I can see that the spans have a trace ID and typically have a parent attached. Events such as logs are part of the output as well. In the above case, the kubelet is periodically triggering a ListPodSandbox RPC to CRI-O caused by the Pod Lifecycle Event Generator (PLEG). Displaying those traces can be done via, for example, Jaeger. When running the tracing stack locally, then a Jaeger instance should be exposed on http://localhost:16686 per default.
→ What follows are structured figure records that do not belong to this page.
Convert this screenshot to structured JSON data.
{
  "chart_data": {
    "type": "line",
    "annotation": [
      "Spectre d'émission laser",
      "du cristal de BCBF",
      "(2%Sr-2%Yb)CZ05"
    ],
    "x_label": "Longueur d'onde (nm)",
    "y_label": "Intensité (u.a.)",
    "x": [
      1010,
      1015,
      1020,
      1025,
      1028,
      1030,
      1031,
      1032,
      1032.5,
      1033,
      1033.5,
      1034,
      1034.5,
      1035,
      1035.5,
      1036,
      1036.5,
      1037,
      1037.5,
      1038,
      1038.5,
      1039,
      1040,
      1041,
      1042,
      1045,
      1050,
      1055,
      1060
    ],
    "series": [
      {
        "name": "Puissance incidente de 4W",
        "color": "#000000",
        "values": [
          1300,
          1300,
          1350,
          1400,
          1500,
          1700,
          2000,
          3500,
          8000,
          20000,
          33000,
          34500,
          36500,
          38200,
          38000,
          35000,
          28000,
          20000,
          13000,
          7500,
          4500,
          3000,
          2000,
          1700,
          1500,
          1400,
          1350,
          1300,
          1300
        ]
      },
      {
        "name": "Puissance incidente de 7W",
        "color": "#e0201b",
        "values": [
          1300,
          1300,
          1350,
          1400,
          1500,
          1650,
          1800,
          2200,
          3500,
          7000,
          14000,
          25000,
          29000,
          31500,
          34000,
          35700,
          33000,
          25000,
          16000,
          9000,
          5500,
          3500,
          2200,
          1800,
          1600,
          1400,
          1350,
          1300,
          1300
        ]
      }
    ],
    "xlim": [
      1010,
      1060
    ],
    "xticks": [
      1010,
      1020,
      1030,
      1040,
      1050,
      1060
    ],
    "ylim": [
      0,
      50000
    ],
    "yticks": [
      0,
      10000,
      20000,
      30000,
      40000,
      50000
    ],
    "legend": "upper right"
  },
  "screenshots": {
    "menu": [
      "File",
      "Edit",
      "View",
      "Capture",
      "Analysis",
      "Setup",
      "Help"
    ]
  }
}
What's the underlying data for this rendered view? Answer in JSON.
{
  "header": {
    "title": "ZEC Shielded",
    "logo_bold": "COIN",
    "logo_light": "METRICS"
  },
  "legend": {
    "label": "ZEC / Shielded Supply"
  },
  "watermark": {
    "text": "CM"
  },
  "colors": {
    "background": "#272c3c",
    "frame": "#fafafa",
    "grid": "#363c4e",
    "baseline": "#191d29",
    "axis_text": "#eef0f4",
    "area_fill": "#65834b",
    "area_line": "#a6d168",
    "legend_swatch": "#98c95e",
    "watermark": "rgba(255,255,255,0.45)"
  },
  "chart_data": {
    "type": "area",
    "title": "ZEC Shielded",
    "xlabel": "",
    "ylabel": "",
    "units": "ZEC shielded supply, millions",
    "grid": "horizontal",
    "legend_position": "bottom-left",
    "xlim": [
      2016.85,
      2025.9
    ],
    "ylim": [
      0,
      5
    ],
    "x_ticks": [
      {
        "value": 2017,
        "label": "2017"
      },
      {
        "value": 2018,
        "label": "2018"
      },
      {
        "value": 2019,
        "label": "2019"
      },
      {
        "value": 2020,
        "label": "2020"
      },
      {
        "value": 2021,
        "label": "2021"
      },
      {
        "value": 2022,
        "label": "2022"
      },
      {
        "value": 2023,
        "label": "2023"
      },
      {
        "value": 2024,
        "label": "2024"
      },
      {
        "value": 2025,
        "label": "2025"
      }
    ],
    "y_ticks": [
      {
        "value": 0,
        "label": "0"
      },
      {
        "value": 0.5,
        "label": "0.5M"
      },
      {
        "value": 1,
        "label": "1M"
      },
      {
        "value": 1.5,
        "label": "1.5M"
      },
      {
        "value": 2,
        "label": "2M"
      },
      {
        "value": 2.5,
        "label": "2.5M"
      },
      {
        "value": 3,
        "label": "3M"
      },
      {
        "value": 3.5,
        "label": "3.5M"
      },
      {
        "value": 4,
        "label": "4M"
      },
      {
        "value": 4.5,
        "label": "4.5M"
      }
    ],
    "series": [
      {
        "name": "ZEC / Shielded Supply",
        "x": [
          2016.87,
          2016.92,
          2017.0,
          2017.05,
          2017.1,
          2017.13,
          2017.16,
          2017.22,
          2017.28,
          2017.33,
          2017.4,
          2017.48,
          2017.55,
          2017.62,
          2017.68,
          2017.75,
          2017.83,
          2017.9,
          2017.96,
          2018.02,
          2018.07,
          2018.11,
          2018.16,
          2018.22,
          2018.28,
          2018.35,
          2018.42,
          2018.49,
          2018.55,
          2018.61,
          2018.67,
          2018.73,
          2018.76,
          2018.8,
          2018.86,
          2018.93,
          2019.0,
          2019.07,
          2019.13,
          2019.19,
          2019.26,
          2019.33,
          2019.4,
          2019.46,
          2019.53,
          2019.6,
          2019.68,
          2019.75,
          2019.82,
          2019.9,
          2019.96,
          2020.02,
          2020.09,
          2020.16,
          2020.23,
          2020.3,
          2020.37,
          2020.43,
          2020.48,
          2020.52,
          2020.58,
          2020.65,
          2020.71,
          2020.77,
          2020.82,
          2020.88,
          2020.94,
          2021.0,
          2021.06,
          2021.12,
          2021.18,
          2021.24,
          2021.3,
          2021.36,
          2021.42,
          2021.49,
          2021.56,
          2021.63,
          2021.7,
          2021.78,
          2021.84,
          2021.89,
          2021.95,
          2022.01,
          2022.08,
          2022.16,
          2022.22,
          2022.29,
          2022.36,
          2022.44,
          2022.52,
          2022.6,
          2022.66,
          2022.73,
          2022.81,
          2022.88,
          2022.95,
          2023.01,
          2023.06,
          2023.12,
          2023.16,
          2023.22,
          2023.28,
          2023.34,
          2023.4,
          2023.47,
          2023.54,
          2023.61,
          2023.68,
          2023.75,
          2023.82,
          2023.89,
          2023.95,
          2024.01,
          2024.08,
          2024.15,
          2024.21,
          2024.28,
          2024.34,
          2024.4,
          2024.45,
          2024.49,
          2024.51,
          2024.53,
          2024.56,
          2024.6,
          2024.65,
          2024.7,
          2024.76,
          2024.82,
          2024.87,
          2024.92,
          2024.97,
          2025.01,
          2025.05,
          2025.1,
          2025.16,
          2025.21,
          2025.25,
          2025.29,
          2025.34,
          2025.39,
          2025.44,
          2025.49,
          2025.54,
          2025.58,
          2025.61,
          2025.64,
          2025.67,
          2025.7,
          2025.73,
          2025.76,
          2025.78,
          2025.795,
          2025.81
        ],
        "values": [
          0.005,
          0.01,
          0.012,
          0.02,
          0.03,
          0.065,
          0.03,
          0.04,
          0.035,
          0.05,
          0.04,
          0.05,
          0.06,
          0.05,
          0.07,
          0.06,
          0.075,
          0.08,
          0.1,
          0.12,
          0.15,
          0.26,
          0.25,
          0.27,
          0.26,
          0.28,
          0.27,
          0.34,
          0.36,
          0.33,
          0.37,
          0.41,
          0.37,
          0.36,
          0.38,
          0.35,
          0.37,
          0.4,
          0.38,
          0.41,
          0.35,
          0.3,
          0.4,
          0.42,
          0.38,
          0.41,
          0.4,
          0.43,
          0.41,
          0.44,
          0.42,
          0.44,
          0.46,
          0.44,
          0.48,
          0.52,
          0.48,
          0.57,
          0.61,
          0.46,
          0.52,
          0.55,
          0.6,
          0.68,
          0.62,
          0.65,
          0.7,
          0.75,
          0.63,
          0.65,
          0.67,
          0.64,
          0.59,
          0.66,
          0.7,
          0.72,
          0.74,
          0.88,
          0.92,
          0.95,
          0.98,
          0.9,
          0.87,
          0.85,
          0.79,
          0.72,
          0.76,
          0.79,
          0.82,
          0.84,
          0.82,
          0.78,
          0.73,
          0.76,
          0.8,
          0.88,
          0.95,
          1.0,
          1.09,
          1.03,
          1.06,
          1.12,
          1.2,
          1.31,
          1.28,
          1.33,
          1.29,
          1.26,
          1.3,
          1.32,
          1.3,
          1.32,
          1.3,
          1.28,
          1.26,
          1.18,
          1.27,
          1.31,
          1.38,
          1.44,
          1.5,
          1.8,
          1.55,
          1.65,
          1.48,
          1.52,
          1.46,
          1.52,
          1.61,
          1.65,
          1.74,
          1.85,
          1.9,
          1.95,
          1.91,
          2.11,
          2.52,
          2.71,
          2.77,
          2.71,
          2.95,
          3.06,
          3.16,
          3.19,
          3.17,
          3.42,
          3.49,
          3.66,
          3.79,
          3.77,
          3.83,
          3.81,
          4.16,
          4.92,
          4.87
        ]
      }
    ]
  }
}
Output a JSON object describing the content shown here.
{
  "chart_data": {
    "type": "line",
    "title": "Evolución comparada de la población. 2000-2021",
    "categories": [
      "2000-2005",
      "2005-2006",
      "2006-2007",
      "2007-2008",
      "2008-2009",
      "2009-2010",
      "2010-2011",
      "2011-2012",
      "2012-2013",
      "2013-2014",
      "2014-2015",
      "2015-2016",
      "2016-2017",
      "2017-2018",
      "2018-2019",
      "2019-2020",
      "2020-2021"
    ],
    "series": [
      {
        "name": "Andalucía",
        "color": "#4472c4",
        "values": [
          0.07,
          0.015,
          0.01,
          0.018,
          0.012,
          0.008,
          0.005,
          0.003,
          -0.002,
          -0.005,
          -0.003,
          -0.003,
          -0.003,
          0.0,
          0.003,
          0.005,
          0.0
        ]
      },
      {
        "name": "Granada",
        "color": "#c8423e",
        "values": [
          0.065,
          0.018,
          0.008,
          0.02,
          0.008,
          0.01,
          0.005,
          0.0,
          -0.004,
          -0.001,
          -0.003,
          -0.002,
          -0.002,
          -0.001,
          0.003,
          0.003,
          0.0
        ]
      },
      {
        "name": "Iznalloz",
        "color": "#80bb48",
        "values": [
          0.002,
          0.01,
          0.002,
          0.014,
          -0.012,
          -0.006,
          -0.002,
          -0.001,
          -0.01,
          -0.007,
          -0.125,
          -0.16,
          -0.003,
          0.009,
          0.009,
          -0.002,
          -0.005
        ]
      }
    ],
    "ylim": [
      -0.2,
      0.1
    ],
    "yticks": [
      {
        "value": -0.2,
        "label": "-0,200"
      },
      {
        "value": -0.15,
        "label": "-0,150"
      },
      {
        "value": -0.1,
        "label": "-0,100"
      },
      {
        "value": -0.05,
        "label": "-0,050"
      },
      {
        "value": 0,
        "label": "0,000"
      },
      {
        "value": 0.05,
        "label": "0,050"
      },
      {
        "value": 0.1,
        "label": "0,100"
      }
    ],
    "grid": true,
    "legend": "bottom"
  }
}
The ListPodSandbox requests are directly visible within the Jaeger UI:

ListPodSandbox RPC in the Jaeger UI

That's not too exciting, so I'll run a workload directly via kubectl:

kubectl run -it --rm --restart=Never --image=alpine alpine -- echo hi
hi
pod "alpine" deleted

Looking now at Jaeger, we can see that we have traces for conmonrs, crio as well as the kubelet for the RunPodSandbox and CreateContainer CRI RPCs:

Container creation in the Jaeger UI

The kubelet and CRI-O spans are connected to each other to make investigation easier. If we now take a closer look at the spans, then we can see that CRI-O's logs are correctly accosted with the corresponding functionality. For example we can extract the container user from the traces like this:

CRI-O in the Jaeger UI

The lower level spans of conmon-rs are also part of this trace. For example conmon-rs maintains an internal read_loop for handling IO between the container and the end user. The logs for reading and writing bytes are part of the span. The same applies to the wait_for_exit_code span, which tells us that the container exited successfully with code 0:

conmon-rs in the Jaeger UI

Having all that information at hand side by side to the filtering capabilities of Jaeger makes the whole stack a great solution for debugging container issues! Mentioning the "whole stack" also shows the biggest downside of the overall approach: Compared to parsing logs it adds a noticeable overhead on top of the cluster setup. Users have to maintain a sink like Elasticsearch to persist the data, expose the Jaeger UI and possibly take the performance drawback into account. Anyways, it's still one of the best ways to increase the observability aspect of Kubernetes.

Thank you for reading this blog post, I'm pretty sure we're looking into a bright future for OpenTelemetry support in Kubernetes to make troubleshooting simpler.